Ms Keang advised farmers to adopt advance farming techniques and equipment to increase production and revenue even further.
Heifer International Cambodia works in 14 provinces, benefiting 1 million people. It focuses on providing technical assistance to agricultural communities that produce vegetables, fruits, and meat.
Ieng Sotheara, founder of Khmer Organic Cooperative, also highlighted the need to reduce agricultural imports, arguing that vegetables from abroad are often less safe to consume due to the use of pesticides.
“Importing vegetables and fruits from abroad is not just bad for the local economy.
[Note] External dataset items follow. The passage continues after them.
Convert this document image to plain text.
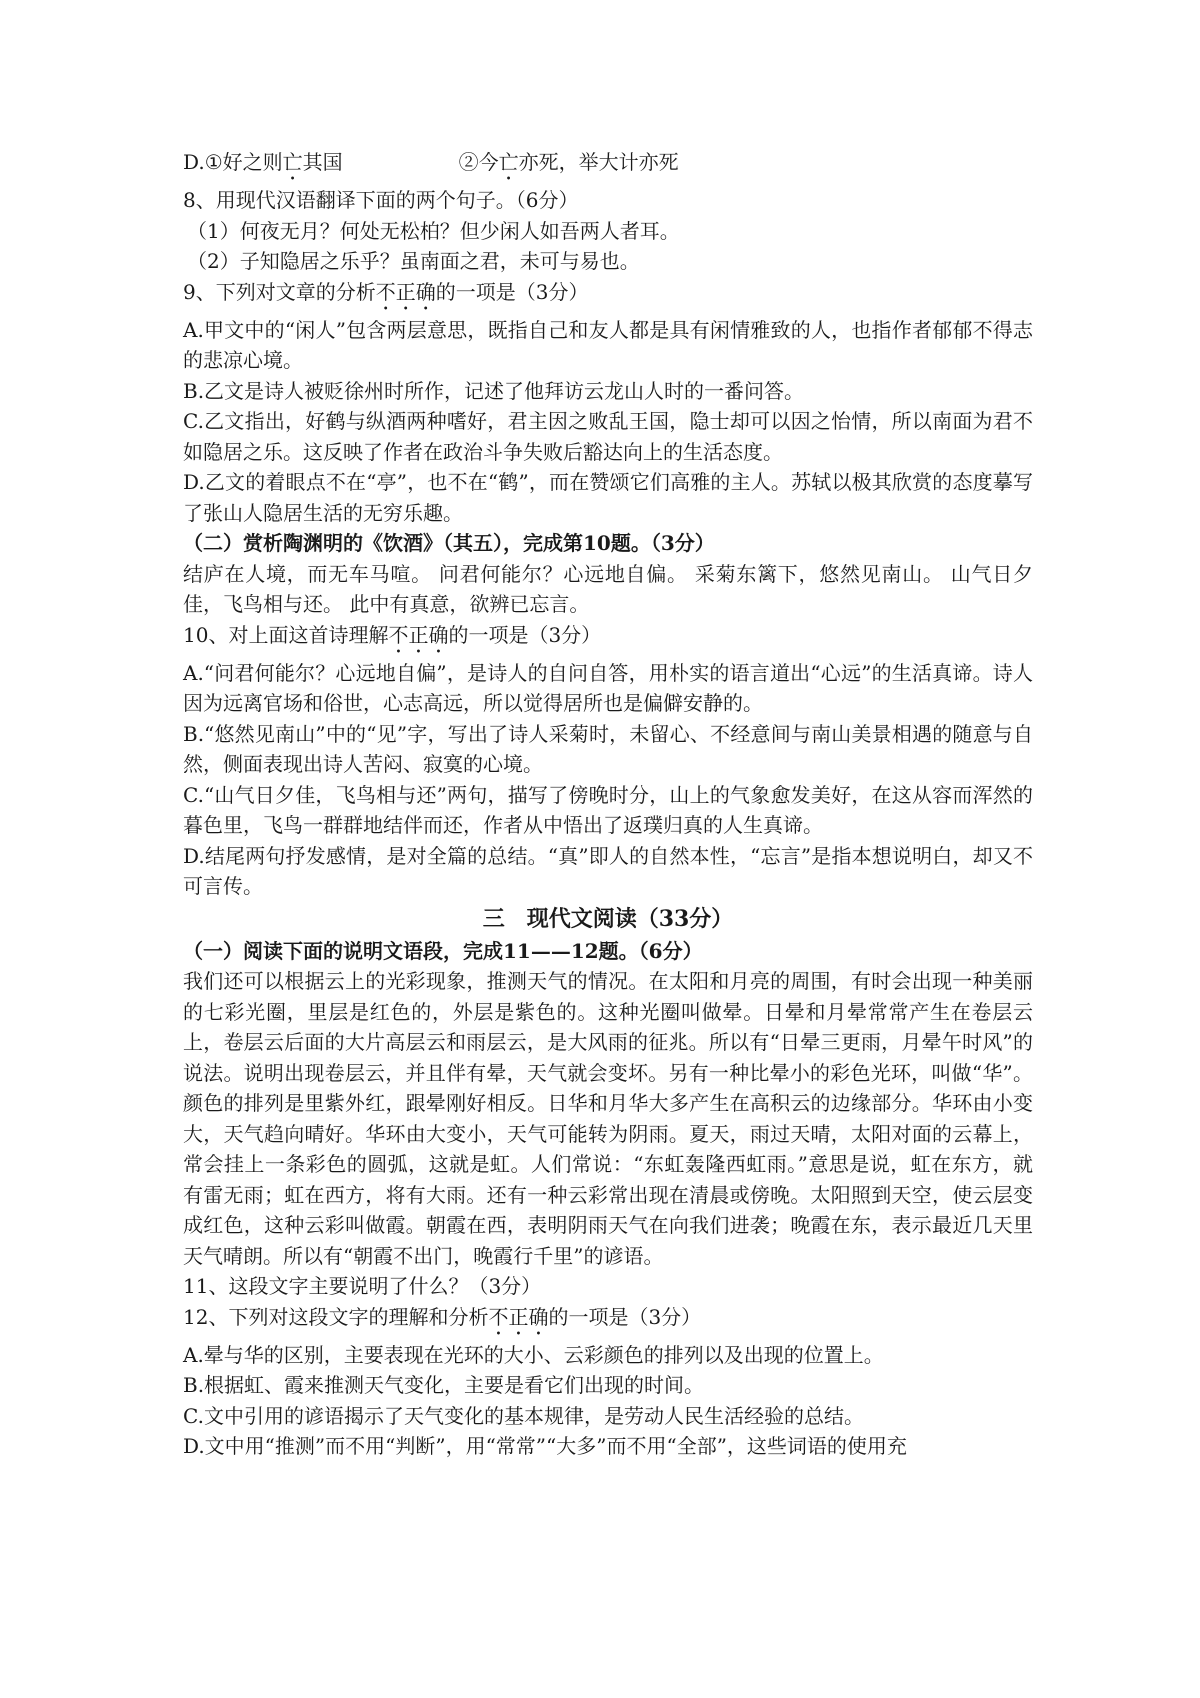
D.①好之则亡其国	②今亡亦死，举大计亦死

8、用现代汉语翻译下面的两个句子。（6分）

（1）何夜无月？何处无松柏？但少闲人如吾两人者耳。

（2）子知隐居之乐乎？虽南面之君，未可与易也。

9、下列对文章的分析不正确的一项是（3分）

A.甲文中的“闲人”包含两层意思，既指自己和友人都是具有闲情雅致的人，也指作者郁郁不得志的悲凉心境。

B.乙文是诗人被贬徐州时所作，记述了他拜访云龙山人时的一番问答。

C.乙文指出，好鹤与纵酒两种嗜好，君主因之败乱王国，隐士却可以因之怡情，所以南面为君不如隐居之乐。这反映了作者在政治斗争失败后豁达向上的生活态度。

D.乙文的着眼点不在“亭”，也不在“鹤”，而在赞颂它们高雅的主人。苏轼以极其欣赏的态度摹写了张山人隐居生活的无穷乐趣。

（二）赏析陶渊明的《饮酒》（其五），完成第10题。（3分）

结庐在人境，而无车马喧。 问君何能尔？心远地自偏。 采菊东篱下，悠然见南山。 山气日夕佳，飞鸟相与还。 此中有真意，欲辨已忘言。

10、对上面这首诗理解不正确的一项是（3分）

A.“问君何能尔？心远地自偏”，是诗人的自问自答，用朴实的语言道出“心远”的生活真谛。诗人因为远离官场和俗世，心志高远，所以觉得居所也是偏僻安静的。

B.“悠然见南山”中的“见”字，写出了诗人采菊时，未留心、不经意间与南山美景相遇的随意与自然，侧面表现出诗人苦闷、寂寞的心境。

C.“山气日夕佳，飞鸟相与还”两句，描写了傍晚时分，山上的气象愈发美好，在这从容而浑然的暮色里，飞鸟一群群地结伴而还，作者从中悟出了返璞归真的人生真谛。

D.结尾两句抒发感情，是对全篇的总结。“真”即人的自然本性，“忘言”是指本想说明白，却又不可言传。

三　现代文阅读（33分）

（一）阅读下面的说明文语段，完成11——12题。（6分）

我们还可以根据云上的光彩现象，推测天气的情况。在太阳和月亮的周围，有时会出现一种美丽的七彩光圈，里层是红色的，外层是紫色的。这种光圈叫做晕。日晕和月晕常常产生在卷层云上，卷层云后面的大片高层云和雨层云，是大风雨的征兆。所以有“日晕三更雨，月晕午时风”的说法。说明出现卷层云，并且伴有晕，天气就会变坏。另有一种比晕小的彩色光环，叫做“华”。颜色的排列是里紫外红，跟晕刚好相反。日华和月华大多产生在高积云的边缘部分。华环由小变大，天气趋向晴好。华环由大变小，天气可能转为阴雨。夏天，雨过天晴，太阳对面的云幕上，常会挂上一条彩色的圆弧，这就是虹。人们常说：“东虹轰隆西虹雨。”意思是说，虹在东方，就有雷无雨；虹在西方，将有大雨。还有一种云彩常出现在清晨或傍晚。太阳照到天空，使云层变成红色，这种云彩叫做霞。朝霞在西，表明阴雨天气在向我们进袭；晚霞在东，表示最近几天里天气晴朗。所以有“朝霞不出门，晚霞行千里”的谚语。

11、这段文字主要说明了什么？（3分）

12、下列对这段文字的理解和分析不正确的一项是（3分）

A.晕与华的区别，主要表现在光环的大小、云彩颜色的排列以及出现的位置上。

B.根据虹、霞来推测天气变化，主要是看它们出现的时间。

C.文中引用的谚语揭示了天气变化的基本规律，是劳动人民生活经验的总结。

D.文中用“推测”而不用“判断”，用“常常”“大多”而不用“全部”，这些词语的使用充
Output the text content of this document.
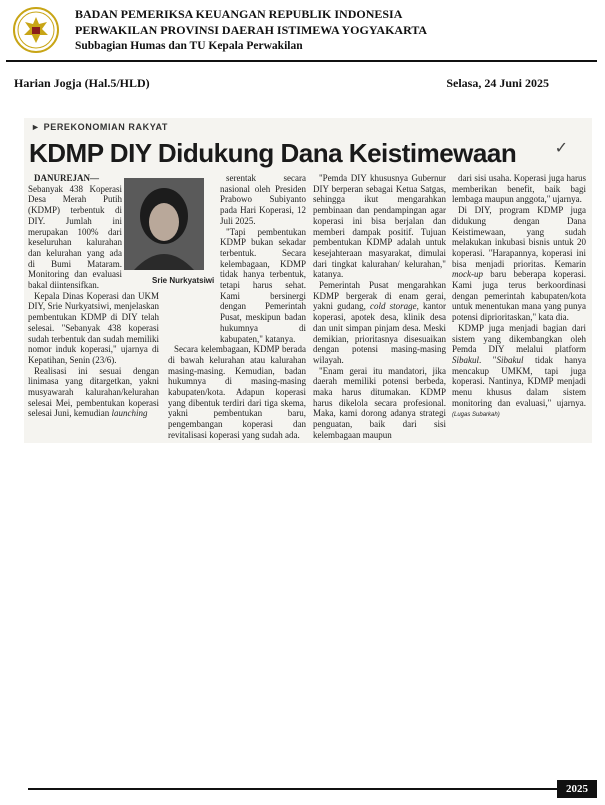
BADAN PEMERIKSA KEUANGAN REPUBLIK INDONESIA
PERWAKILAN PROVINSI DAERAH ISTIMEWA YOGYAKARTA
Subbagian Humas dan TU Kepala Perwakilan
Harian Jogja (Hal.5/HLD)	Selasa, 24 Juni 2025
► PEREKONOMIAN RAKYAT
✓
KDMP DIY Didukung Dana Keistimewaan

DANUREJAN— Sebanyak 438 Koperasi Desa Merah Putih (KDMP) terbentuk di DIY. Jumlah ini merupakan 100% dari keseluruhan kalurahan dan kelurahan yang ada di Bumi Mataram. Monitoring dan evaluasi bakal diintensifkan.

Kepala Dinas Koperasi dan UKM DIY, Srie Nurkyatsiwi, menjelaskan pembentukan KDMP di DIY telah selesai. "Sebanyak 438 koperasi sudah terbentuk dan sudah memiliki nomor induk koperasi," ujarnya di Kepatihan, Senin (23/6).

Realisasi ini sesuai dengan linimasa yang ditargetkan, yakni musyawarah kalurahan/kelurahan selesai Mei, pembentukan koperasi selesai Juni, kemudian launching

Srie Nurkyatsiwi

serentak secara nasional oleh Presiden Prabowo Subiyanto pada Hari Koperasi, 12 Juli 2025.

"Tapi pembentukan KDMP bukan sekadar terbentuk. Secara kelembagaan, KDMP tidak hanya terbentuk, tetapi harus sehat. Kami bersinergi dengan Pemerintah Pusat, meskipun badan hukumnya di kabupaten," katanya.

Secara kelembagaan, KDMP berada di bawah kelurahan atau kalurahan masing-masing. Kemudian, badan hukumnya di masing-masing kabupaten/kota. Adapun koperasi yang dibentuk terdiri dari tiga skema, yakni pembentukan baru, pengembangan koperasi dan revitalisasi koperasi yang sudah ada.

"Pemda DIY khususnya Gubernur DIY berperan sebagai Ketua Satgas, sehingga ikut mengarahkan pembinaan dan pendampingan agar koperasi ini bisa berjalan dan memberi dampak positif. Tujuan pembentukan KDMP adalah untuk kesejahteraan masyarakat, dimulai dari tingkat kalurahan/ kelurahan," katanya.

Pemerintah Pusat mengarahkan KDMP bergerak di enam gerai, yakni gudang, cold storage, kantor koperasi, apotek desa, klinik desa dan unit simpan pinjam desa. Meski demikian, prioritasnya disesuaikan dengan potensi masing-masing wilayah.

"Enam gerai itu mandatori, jika daerah memiliki potensi berbeda, maka harus ditumakan. KDMP harus dikelola secara profesional. Maka, kami dorong adanya strategi penguatan, baik dari sisi kelembagaan maupun

dari sisi usaha. Koperasi juga harus memberikan benefit, baik bagi lembaga maupun anggota," ujarnya.

Di DIY, program KDMP juga didukung dengan Dana Keistimewaan, yang sudah melakukan inkubasi bisnis untuk 20 koperasi. "Harapannya, koperasi ini bisa menjadi prioritas. Kemarin mock-up baru beberapa koperasi. Kami juga terus berkoordinasi dengan pemerintah kabupaten/kota untuk menentukan mana yang punya potensi diprioritaskan," kata dia.

KDMP juga menjadi bagian dari sistem yang dikembangkan oleh Pemda DIY melalui platform Sibakul. "Sibakul tidak hanya mencakup UMKM, tapi juga koperasi. Nantinya, KDMP menjadi menu khusus dalam sistem monitoring dan evaluasi," ujarnya. (Lugas Subarkah)

2025
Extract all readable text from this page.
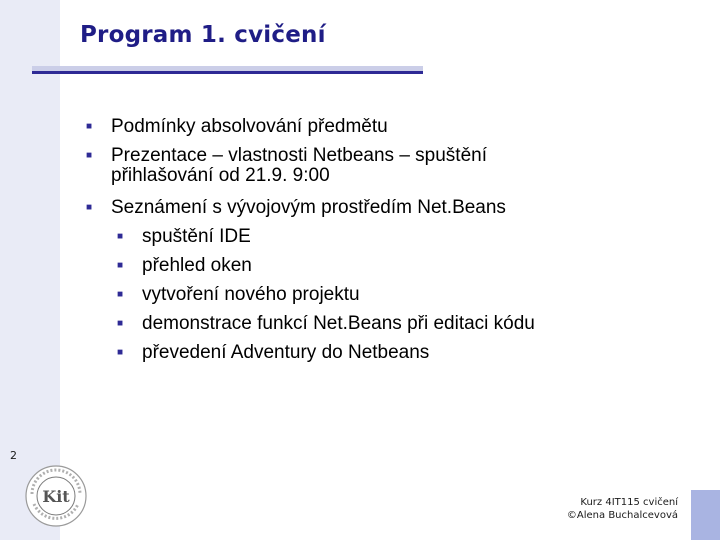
Program 1. cvičení
■ Podmínky absolvování předmětu
■ Prezentace – vlastnosti Netbeans – spuštění
přihlašování od 21.9. 9:00
■ Seznámení s vývojovým prostředím Net.Beans
■ spuštění IDE
■ přehled oken
■ vytvoření nového projektu
■ demonstrace funkcí Net.Beans při editaci kódu
■ převedení Adventury do Netbeans
2
Kit	Kurz 4IT115 cvičení
©Alena Buchalcevová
It can also be a risk to consumers’ health as many of these imported products often contain a lot of chemicals,” Mr Sotheara said.
Minister Sakhon stressed the need to diversify agricultural production and add value to local goods.
“Modern mapping techniques can help us find the areas in the country that are most suitable for certain crops, which will help us maximise yields,” he said. “This is an important part of diversifying agricultural production, which can help us boost production and revenue.”
In an effort to facilitate exports of agricultural goods, Mr Sakhon said the government is working to create the necessary infrastructure and lower electricity tariffs.